Following the massive disruption of the COVID-19 pandemic in 2020, a sharp increase in gun homicides rightly brought conversations about public safety to the forefront. Thankfully, as the initial shock of the pandemic subsided and communities began to rebuild the social structures that advance safety, homicides began declining in 2022 and are continuing to subside. Preliminary 2023 data shows one of the largest declines in homicides ever recorded, though Americans still face real challenges related to gun violence. We also face challenges related to poverty, such as unmet behavioral health needs and increasing homelessness– problems that incarceration often makes worse. Unfortunately, in the wake of the pandemic we have also seen some politicians and opponents of criminal justice reform seize on the 2020 gun violence spike to falsely pit criminal justice reform and public safety against one another.

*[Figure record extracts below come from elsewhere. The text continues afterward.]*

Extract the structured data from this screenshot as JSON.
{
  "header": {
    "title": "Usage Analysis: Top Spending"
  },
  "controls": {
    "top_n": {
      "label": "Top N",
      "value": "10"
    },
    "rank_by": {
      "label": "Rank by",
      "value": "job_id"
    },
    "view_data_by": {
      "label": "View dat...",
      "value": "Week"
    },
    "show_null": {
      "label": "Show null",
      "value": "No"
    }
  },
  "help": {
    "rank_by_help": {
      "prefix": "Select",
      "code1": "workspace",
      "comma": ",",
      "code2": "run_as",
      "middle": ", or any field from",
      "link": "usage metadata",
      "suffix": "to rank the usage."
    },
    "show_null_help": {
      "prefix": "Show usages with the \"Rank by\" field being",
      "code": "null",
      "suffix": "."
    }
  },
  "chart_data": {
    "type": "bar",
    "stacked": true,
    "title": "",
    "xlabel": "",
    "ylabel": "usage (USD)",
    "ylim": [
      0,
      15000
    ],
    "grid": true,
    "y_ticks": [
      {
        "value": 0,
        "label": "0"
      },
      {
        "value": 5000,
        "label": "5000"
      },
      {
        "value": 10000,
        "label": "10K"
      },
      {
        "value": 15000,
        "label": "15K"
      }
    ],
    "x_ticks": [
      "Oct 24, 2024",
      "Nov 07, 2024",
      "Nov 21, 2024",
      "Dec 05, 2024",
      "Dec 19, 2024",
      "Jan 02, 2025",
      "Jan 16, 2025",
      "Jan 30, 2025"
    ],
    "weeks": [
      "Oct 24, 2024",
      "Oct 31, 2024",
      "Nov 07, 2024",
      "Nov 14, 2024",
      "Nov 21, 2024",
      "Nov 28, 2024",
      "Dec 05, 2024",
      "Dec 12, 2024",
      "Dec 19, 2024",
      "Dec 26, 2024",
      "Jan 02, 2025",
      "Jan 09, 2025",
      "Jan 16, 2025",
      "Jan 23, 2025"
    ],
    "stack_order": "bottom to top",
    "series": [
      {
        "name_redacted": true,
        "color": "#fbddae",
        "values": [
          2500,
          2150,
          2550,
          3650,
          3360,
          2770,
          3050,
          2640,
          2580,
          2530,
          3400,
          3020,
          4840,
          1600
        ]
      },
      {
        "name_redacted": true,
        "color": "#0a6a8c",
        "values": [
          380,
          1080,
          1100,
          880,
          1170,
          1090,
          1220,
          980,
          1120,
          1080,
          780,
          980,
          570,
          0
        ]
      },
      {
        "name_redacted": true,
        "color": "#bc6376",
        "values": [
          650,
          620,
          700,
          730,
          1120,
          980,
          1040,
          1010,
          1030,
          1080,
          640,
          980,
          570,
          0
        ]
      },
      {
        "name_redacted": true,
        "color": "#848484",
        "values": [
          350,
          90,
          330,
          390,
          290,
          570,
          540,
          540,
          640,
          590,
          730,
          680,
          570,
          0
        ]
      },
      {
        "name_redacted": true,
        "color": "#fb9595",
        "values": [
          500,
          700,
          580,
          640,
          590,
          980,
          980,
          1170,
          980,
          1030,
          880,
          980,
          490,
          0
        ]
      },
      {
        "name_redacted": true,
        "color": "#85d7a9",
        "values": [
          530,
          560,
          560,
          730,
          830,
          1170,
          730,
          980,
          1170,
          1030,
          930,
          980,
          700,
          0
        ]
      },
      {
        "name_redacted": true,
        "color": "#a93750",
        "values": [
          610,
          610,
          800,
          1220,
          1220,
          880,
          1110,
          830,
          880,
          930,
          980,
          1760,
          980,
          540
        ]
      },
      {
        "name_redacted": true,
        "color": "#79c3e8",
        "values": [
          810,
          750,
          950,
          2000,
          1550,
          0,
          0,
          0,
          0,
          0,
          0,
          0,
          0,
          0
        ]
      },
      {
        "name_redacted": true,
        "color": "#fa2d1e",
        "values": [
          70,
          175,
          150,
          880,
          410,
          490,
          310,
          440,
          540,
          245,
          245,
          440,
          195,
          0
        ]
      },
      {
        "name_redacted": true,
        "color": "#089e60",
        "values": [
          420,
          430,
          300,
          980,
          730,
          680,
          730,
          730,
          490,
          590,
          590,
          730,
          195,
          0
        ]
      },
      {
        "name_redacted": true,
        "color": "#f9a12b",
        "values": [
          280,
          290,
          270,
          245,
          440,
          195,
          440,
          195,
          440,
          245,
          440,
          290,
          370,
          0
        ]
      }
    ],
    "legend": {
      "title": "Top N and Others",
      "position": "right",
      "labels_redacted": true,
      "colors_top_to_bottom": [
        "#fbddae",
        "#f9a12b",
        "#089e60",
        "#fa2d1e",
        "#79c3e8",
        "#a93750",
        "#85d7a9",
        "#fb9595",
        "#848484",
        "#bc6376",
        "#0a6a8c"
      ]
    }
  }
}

A robust body of research built over decades has proven that jail stays and long prison sentences do not reduce crime rates. Meanwhile the harms of mass incarceration are clear: it breaks apart families, destabilizes communities and aggravates the very types of racial and economic inequality that make communities more vulnerable to violence. Fortunately, we also have a powerful evidence base about what works to reduce crime and, in particular, gun violence. We must rely on these solutions as we protect and advance the critical wins on criminal justice reform and continue the work of making our country both safer and more just.